Suhel Mehta

Hi, I’m Suhel Mehta, a Technology Lead specializing in Data Engineer with 4+ years of experience designing, building, and optimizing scalable data pipelines, ETL workflows, and real-time streaming systems. Strong expertise in Apache Spark (PySpark), Apache Flink, Apache Airflow, and SQL, with hands-on experience in distributed systems, data quality, data governance, and cloud-based data platforms (Azure). Proven ability to build data infrastructure, develop REST-based microservices, and enable data-driven decision-making in production environments.

Technical Skillset

Languages: Python, Java, SQL
Big Data: Apache Spark (PySpark), Apache Flink, Kafka (familiar)
Data Engineering: Data Pipelines (Batch & Streaming), ETL, Data Warehousing, Data Lakes, Data Modeling, Data Schemas
Workflow Orchestration: Apache Airflow
Cloud & Platforms: Azure (Data Factory, EventHub), Databricks, GCP (familiar)
Databases: PostgreSQL
APIs & Backend: PostgREST, REST APIs, Microservices
DevOps & Tools: Kubernetes, Docker, Git, Linux
Monitoring & Reliability: Grafana, Logging, Alerting, SLA Management
Other: Data Quality, Data Validation, Data Governance, Security & Compliance, Distributed Systems

Professional Experience

Technology Lead | Infosys (Oct 2025 – Present)
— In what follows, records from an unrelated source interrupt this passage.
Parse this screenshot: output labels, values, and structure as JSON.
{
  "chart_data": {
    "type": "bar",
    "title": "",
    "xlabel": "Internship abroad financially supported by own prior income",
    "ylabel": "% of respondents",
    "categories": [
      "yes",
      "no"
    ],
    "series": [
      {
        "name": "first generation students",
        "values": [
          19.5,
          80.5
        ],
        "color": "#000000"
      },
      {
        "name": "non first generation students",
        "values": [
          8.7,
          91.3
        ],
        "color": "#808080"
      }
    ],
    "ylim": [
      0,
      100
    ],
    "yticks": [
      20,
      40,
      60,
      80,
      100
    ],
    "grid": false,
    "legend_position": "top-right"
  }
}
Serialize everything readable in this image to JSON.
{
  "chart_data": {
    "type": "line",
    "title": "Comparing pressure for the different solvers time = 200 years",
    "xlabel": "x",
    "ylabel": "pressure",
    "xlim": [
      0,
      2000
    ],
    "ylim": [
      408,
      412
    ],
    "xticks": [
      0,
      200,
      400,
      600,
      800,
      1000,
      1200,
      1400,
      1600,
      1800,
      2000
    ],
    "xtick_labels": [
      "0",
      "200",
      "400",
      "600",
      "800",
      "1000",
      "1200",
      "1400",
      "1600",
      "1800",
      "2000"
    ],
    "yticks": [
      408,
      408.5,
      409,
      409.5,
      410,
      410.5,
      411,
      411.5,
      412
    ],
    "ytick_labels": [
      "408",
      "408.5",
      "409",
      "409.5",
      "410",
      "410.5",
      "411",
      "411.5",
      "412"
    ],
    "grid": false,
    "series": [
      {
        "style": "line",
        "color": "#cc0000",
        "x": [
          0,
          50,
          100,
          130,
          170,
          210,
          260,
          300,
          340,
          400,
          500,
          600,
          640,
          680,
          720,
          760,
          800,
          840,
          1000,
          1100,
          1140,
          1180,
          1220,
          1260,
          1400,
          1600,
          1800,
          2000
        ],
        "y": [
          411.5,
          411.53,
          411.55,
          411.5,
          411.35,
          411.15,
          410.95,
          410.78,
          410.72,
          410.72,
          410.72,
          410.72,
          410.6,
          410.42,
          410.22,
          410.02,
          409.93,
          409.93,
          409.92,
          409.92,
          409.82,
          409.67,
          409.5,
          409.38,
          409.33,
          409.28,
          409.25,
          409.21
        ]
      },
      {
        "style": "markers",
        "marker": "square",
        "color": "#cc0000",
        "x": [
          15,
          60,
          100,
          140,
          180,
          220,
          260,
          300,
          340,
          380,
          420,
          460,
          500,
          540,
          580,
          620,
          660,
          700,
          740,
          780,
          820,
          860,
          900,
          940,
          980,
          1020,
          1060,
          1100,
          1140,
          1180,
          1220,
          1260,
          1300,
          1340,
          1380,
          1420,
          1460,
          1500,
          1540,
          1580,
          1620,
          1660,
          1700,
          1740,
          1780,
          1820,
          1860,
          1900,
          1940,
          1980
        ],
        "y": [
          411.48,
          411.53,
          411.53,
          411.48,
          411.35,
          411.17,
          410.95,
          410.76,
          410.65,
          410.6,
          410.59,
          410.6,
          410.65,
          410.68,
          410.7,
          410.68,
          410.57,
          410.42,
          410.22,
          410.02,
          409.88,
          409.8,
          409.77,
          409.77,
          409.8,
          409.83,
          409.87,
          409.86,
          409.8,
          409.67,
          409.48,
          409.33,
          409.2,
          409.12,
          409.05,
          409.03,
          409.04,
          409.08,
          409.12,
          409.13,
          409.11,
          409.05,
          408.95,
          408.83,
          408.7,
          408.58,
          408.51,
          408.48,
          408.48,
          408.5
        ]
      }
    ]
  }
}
Architected and built scalable real-time data pipelines using Apache Flink (Java), processing 300+ events/sec with sub-second latency
Designed systems for data ingestion, transformation, and processing of high-volume streaming datasets (EventHub/Kafka-like systems)
Developed data infrastructure and data schemas to compute 40+ real-time metrics from 15+ data sources for production analytics
Developed RESTful APIs using PostgREST on PostgreSQL, enabling backend data access and microservices integration
Optimized pipeline performance, scalability, and resource utilization, reducing infrastructure cost by 10%
Implemented monitoring, alerting, and reliability practices using Grafana to ensure high availability and minimal downtime
Ensured data quality, validation, and integrity across streaming pipelines

Technology Analyst & System Engineer | Infosys (Jul 2021 – Sep 2025)

Designed and implemented ETL pipelines for warehouse operations, improving inventory throughput across 10+ distribution centers
Built a metadata-driven data pipeline framework for ingestion, transformation, and validation
Ensured data quality, governance, and compliance through validation checks and monitoring
Collaborated with stakeholders to translate business requirements into technical solutions
Developed and maintained scalable ETL workflows on Databricks using PySpark for large-scale batch processing
Supported data scientists and analysts with clean, reliable datasets for decision-making
Improved pipeline efficiency and scalability through performance tuning and optimization

Key Projects & Open Source

AI-Powered Coding Assistant: Developed an IDE extension for agentic code generation and autonomous Jira ticket resolution using specialized system prompts and tool-calling.
Semantic Search RAG: Built a Retrieval-Augmented Generation (RAG) system using the Llama2 model and Haystack for a solution portal.
Real Time Streams: Contributed to a cloud-agnostic, open-source streaming framework certified by the Hortonworks platform, building a real-time pipeline with ML and IoT layers.

Achievements & Certifications

Certifications

Databricks Certified Generative AI Engineer Associate
Databricks Certified Data Engineer Associate
Academy Accreditation - Databricks Lakehouse Fundamentals
Google Cloud Certified Associate Cloud Engineer

Awards

Awarded 8 Infosys Insta Awards and 8 Gracias Awards for outstanding technical contributions and stakeholder collaboration.
Recognized as an Elite Performer (Top 3% globally).